After this flush_work, we can guarantee that the running s_sb_upd_work
finishes before we set JBD2_UNMOUNT. Additionally, the journal will
not commit transaction or call schedule_work() again because it has
been aborted due to the previous error. Am I missing something?

Thanks,
Yi.

>     jbd2_journal_destroy()
>      journal->j_flags |= JBD2_UNMOUNT;
>  
>                                         jbd2_journal_start()
>                                          start_this_handle()

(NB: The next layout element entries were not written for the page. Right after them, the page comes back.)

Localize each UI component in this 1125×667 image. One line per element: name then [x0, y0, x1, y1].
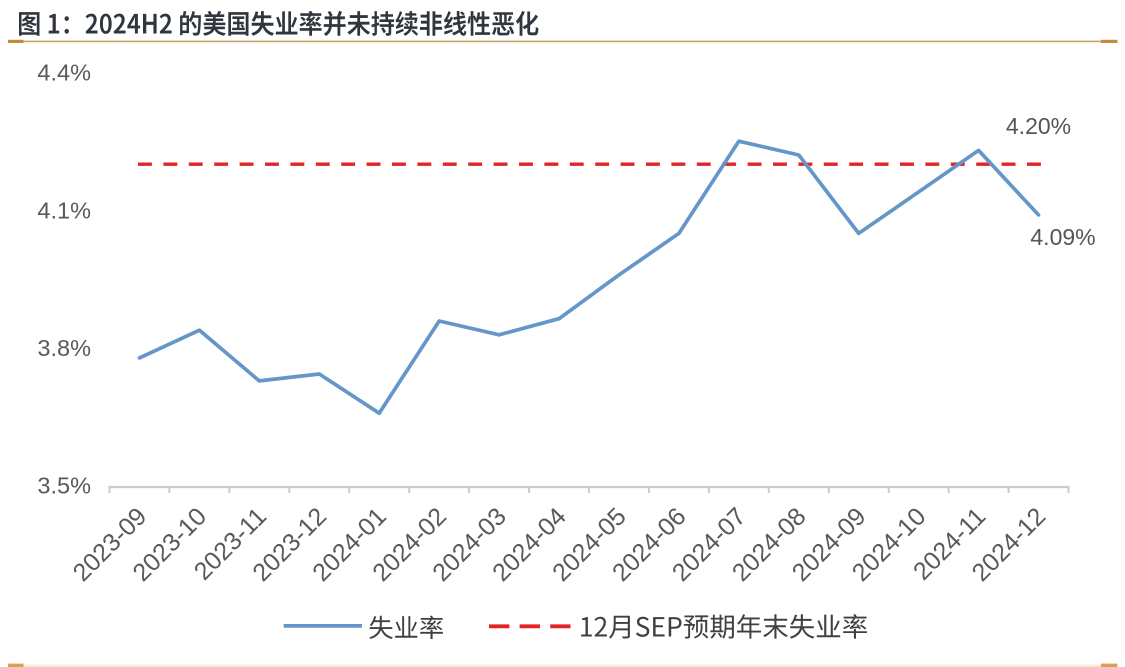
svg-text:4.20%: 4.20%	[1006, 113, 1071, 139]
svg-text:4.4%: 4.4%	[37, 60, 91, 86]
svg-text:4.1%: 4.1%	[37, 197, 91, 223]
svg-text:3.5%: 3.5%	[37, 473, 91, 499]
svg-text:3.8%: 3.8%	[37, 335, 91, 361]
svg-text:4.09%: 4.09%	[1030, 224, 1095, 250]
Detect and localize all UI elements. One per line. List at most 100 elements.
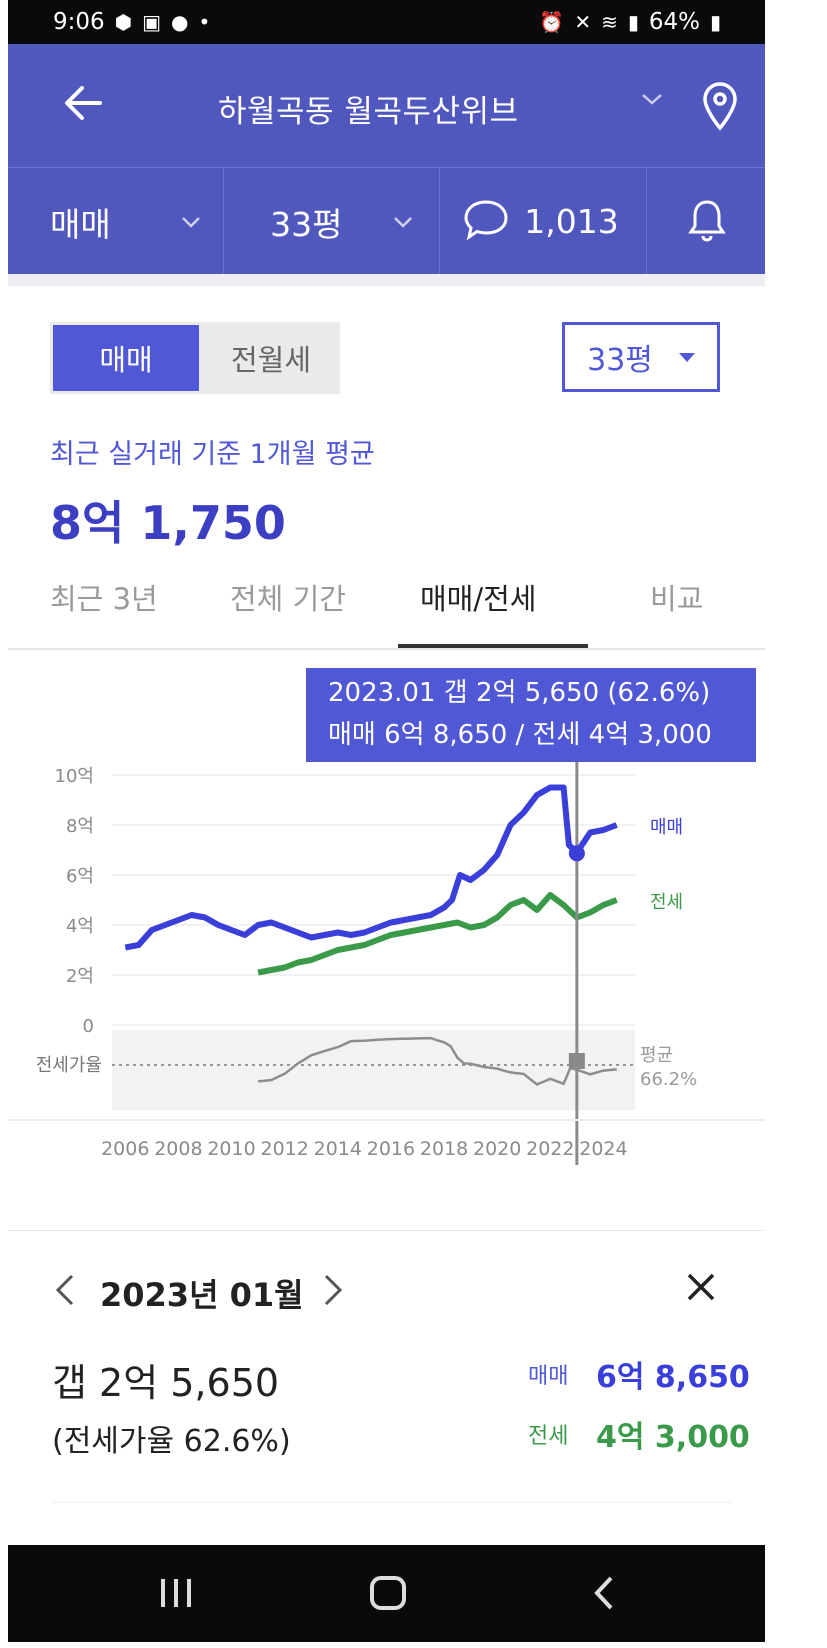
tooltip-line-2: 매매 6억 8,650 / 전세 4억 3,000 [328,720,712,750]
size-select[interactable]: 33평 [562,322,720,392]
deal-type-dropdown[interactable]: 매매 [8,168,225,275]
chevron-right-icon [324,1274,343,1306]
chat-notification-icon: ● [171,10,189,34]
recent-average-label: 최근 실거래 기준 1개월 평균 [50,439,375,470]
sale-series-line [124,784,618,951]
status-bar: 9:06 ⬢ ▣ ● • ⏰ ✕ ≋ ▮ 64% ▮ [8,0,765,44]
tab-all-period[interactable]: 전체 기간 [230,582,346,616]
x-tick-label: 2022 [526,1138,574,1160]
ratio-avg-label: 평균 [640,1045,673,1066]
deal-type-label: 매매 [50,204,111,244]
chevron-down-icon[interactable] [640,88,664,113]
app-notification-icon: ⬢ [114,10,133,34]
battery-icon: ▮ [709,10,721,34]
jeonse-series-line [257,892,618,976]
sale-value: 6억 8,650 [596,1360,750,1395]
system-nav-bar [8,1545,765,1642]
jeonse-value: 4억 3,000 [596,1420,750,1455]
wifi-icon: ≋ [601,10,618,34]
selected-month: 2023년 01월 [100,1276,304,1314]
comments-button[interactable]: 1,013 [440,168,648,275]
chart-tooltip: 2023.01 갭 2억 5,650 (62.6%) 매매 6억 8,650 /… [306,668,756,762]
size-label: 33평 [270,204,343,244]
close-button[interactable] [684,1270,718,1308]
status-time: 9:06 [53,9,105,35]
chat-bubble-icon [462,198,510,246]
app-screen: 9:06 ⬢ ▣ ● • ⏰ ✕ ≋ ▮ 64% ▮ 하월곡동 월곡두산위브 [8,0,765,1642]
x-tick-label: 2014 [314,1138,362,1160]
mute-icon: ✕ [574,10,592,34]
y-tick-label: 8억 [66,816,94,837]
chevron-left-icon [594,1576,613,1610]
period-tabs: 최근 3년 전체 기간 매매/전세 비교 [8,568,765,650]
chevron-left-icon [55,1274,74,1306]
x-tick-label: 2012 [260,1138,308,1160]
alarm-icon: ⏰ [539,10,565,34]
tab-compare[interactable]: 비교 [650,582,704,616]
y-tick-label: 6억 [66,866,94,887]
jeonse-ratio: (전세가율 62.6%) [52,1424,291,1459]
dot-icon: • [198,10,211,34]
toggle-rent[interactable]: 전월세 [230,343,312,377]
location-pin-icon[interactable] [702,82,738,132]
detail-panel: 2023년 01월 갭 2억 5,650 (전세가율 62.6%) 매매 6억 … [8,1230,765,1510]
selected-sale-point [568,845,585,862]
complex-title[interactable]: 하월곡동 월곡두산위브 [218,94,519,130]
size-dropdown[interactable]: 33평 [224,168,441,275]
tab-sale-jeonse[interactable]: 매매/전세 [420,582,537,616]
y-tick-label: 0 [83,1016,94,1037]
size-select-value: 33평 [587,343,653,378]
battery-level: 64% [648,9,700,35]
notification-button[interactable] [647,168,765,275]
jeonse-series-label: 전세 [650,892,683,913]
sale-series-label: 매매 [650,817,683,838]
close-icon [687,1273,715,1301]
y-tick-label: 4억 [66,916,94,937]
active-tab-indicator [398,644,588,648]
comment-count: 1,013 [524,202,619,241]
app-header: 하월곡동 월곡두산위브 [8,44,765,167]
y-tick-label: 10억 [55,766,94,787]
toggle-sale[interactable]: 매매 [53,325,199,391]
x-tick-label: 2018 [420,1138,468,1160]
sale-label: 매매 [528,1364,569,1389]
ratio-avg-value: 66.2% [640,1069,697,1090]
bell-icon [687,198,727,248]
ratio-band [112,1030,635,1110]
divider [52,1502,732,1503]
trade-type-toggle: 매매 전월세 [50,322,340,394]
x-tick-label: 2010 [207,1138,255,1160]
x-tick-label: 2016 [367,1138,415,1160]
divider [8,1230,765,1231]
selected-ratio-point [568,1053,585,1069]
arrow-left-icon [65,86,102,120]
chevron-down-icon [180,210,202,234]
y-tick-label: 2억 [66,966,94,987]
home-icon [370,1576,406,1610]
ratio-axis-label: 전세가율 [36,1055,102,1076]
x-tick-label: 2020 [473,1138,521,1160]
recent-apps-button[interactable] [158,1575,194,1615]
x-tick-label: 2024 [579,1138,627,1160]
home-button[interactable] [368,1575,408,1615]
system-back-button[interactable] [592,1575,616,1615]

>                                            BUG_ON(JBD2_UNMOUNT)
> 
> 
> Seems like these edge cases keep sprouting up :)
> 
> As for the fix, how about we do something like this:
> 
>   ext4_put_super()
> 
>    flush_work(&sbi->s_sb_upd_work)
>    destroy_workqueue(sbi->rsv_conversion_wq);
> 
>    ext4_journal_destroy()
>     /* set s_journal_destorying */
>     sbi->s_journal_destorying = true;
> 
>    /* trigger a commit and wait for it to complete */
> 
>     flush_work(&sbi->s_sb_upd_work)
> 
>     jbd2_journal_destroy()
>      journal->j_flags |= JBD2_UNMOUNT;
>  
>                                         jbd2_journal_start()
>                                          start_this_handle()
>                                            BUG_ON(JBD2_UNMOUNT)
> 
> Still giving this codepath some thought but seems like this might just
> be enough to fix the race. Thoughts on this?
> 
> Regards,
> ojaswin
> 
>>>
>>>>  	err = jbd2_journal_destroy(journal);
>>>>  	sbi->s_journal = NULL;
>>>>  
>>>> diff --git a/fs/ext4/super.c b/fs/ext4/super.c
>>>> index 8ad664d47806..31552cf0519a 100644
>>>> --- a/fs/ext4/super.c
>>>> +++ b/fs/ext4/super.c
>>>> @@ -706,7 +706,7 @@ static void ext4_handle_error(struct super_block *sb, bool force_ro, int error,
>>>>  		 * constraints, it may not be safe to do it right here so we
>>>>  		 * defer superblock flushing to a workqueue.
>>>>  		 */
>>>> -		if (continue_fs && journal)
>>>> +		if (continue_fs && journal && !EXT4_SB(sb)->s_journal_destorying)
>>>>  			schedule_work(&EXT4_SB(sb)->s_sb_upd_work);
>>>>  		else
>>>>  			ext4_commit_super(sb);
>>>> @@ -5311,6 +5311,8 @@ static int __ext4_fill_super(struct fs_context *fc, struct super_block *sb)
>>>>  	spin_lock_init(&sbi->s_error_lock);
>>>>  	INIT_WORK(&sbi->s_sb_upd_work, update_super_work);
>>>>  
>>>> +	sbi->s_journal_destorying = false;
>>>> +
>>>>  	err = ext4_group_desc_init(sb, es, logical_sb_block, &first_not_zeroed);
>>>>  	if (err)
>>>>  		goto failed_mount3;
>>>
>